Santa Cruz concentra cerca del 80% de la producción nacional y se consolida como el eje de la porcicultura. Según explicó Javier Urenda, el sector ha registrado un crecimiento de entre 8% y 10% en los últimos años, impulsado por avances en genética, tecnificación y eficiencia productiva.
Ese desempeño se traduce en una producción anual cercana a las 80.000 toneladas, que genera entre Bs 1.400 y Bs 1.500 millones dentro del mercado interno.
Sin embargo, el principal límite es la competitividad. Aunque la calidad del cerdo boliviano se equipara a la de países como Brasil o Estados Unidos, los costos de producción son elevados. El encarecimiento de insumos, especialmente granos, ha provocado incrementos de entre 20% y 60%, reduciendo la rentabilidad y frenando inversiones.
“Calidad tenemos, pero no somos competitivos en costos”, resume Urenda.
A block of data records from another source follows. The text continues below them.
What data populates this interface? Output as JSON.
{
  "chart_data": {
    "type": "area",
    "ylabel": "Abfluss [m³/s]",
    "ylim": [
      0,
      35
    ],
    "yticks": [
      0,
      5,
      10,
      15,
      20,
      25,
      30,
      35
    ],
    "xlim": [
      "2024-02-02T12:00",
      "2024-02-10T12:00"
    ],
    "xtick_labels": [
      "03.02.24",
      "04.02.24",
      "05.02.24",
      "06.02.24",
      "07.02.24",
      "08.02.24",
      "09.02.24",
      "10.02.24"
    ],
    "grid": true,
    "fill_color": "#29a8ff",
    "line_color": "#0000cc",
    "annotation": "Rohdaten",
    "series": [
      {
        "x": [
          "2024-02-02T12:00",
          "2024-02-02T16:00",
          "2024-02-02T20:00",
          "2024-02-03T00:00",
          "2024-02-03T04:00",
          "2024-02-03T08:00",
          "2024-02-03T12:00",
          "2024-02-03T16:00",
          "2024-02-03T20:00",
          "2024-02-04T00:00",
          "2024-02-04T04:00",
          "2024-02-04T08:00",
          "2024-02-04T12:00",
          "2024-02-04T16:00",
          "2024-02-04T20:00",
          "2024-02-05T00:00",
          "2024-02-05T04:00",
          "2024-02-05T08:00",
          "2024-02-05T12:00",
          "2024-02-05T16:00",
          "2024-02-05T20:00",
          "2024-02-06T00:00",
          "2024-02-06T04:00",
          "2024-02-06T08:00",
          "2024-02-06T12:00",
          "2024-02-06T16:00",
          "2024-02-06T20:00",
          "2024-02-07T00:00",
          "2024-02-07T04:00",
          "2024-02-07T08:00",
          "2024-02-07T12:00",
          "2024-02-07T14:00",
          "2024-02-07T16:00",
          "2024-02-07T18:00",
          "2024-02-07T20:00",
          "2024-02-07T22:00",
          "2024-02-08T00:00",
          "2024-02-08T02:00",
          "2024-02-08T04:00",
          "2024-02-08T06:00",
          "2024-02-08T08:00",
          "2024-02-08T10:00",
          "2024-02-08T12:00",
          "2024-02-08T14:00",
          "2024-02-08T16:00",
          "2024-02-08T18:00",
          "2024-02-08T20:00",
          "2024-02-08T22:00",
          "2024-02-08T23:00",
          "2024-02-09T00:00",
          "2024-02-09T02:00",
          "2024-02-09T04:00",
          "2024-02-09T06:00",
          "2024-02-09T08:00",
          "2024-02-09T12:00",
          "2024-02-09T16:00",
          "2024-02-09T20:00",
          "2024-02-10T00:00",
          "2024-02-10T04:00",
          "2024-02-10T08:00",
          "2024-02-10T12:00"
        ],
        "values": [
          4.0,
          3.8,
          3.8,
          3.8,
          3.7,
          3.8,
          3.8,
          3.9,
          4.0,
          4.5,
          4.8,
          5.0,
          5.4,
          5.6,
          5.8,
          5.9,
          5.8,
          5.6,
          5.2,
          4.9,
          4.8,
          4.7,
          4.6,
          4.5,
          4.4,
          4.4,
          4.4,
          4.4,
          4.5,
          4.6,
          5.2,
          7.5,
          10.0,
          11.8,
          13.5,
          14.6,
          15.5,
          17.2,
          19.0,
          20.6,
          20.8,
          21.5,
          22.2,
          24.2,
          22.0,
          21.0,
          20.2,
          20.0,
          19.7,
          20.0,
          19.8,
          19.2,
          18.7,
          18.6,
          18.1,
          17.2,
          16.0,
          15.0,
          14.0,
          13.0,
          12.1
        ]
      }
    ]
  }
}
La brecha es clara: mientras el maíz en Bolivia alcanza hasta Bs 110 por quintal, en Brasil se ubica entre Bs 70 y Bs 75, lo que impacta directamente en el precio final del producto.
A esto se suma la falta de condiciones estructurales. El sector identifica tres factores clave para exportar: apertura de mercados, logística eficiente y estabilidad jurídica. Sin estos elementos, el salto al comercio internacional sigue siendo limitado.
En paralelo, el sector enfrenta restricciones en acceso a financiamiento y tecnología, factores que limitan la escala productiva. Sin reglas claras y previsibilidad, las inversiones se postergan y la capacidad de respuesta ante mercados externos sigue siendo baja.
Actualmente, la producción se destina casi en su totalidad al mercado interno, con Santa Cruz absorbiendo el 65% del consumo y La Paz el 25%.
Aun así, el potencial es alto. Urenda sostiene que, si se generan condiciones adecuadas, la producción podría duplicarse en cinco años y alcanzar las 160.000 toneladas.
El sector avanza en certificaciones sanitarias y busca abrir mercados regionales y asiáticos, pero sin competitividad en costos, el desafío persiste.
Además, la cadena productiva del cerdo tiene un impacto económico más amplio del que reflejan las cifras de producción. Involucra transporte, comercialización, industria y servicios, generando empleo indirecto y dinamizando economías locales, especialmente en Santa Cruz.
En ese contexto, los productores apuntan a un cambio de enfoque: dejar de exportar materias primas y avanzar hacia la producción de carne y subproductos con valor agregado. Sin embargo, este salto requiere políticas públicas consistentes y condiciones estables que permitan planificar inversiones a mediano plazo.
El crecimiento está en marcha. La exportación, aún pendiente.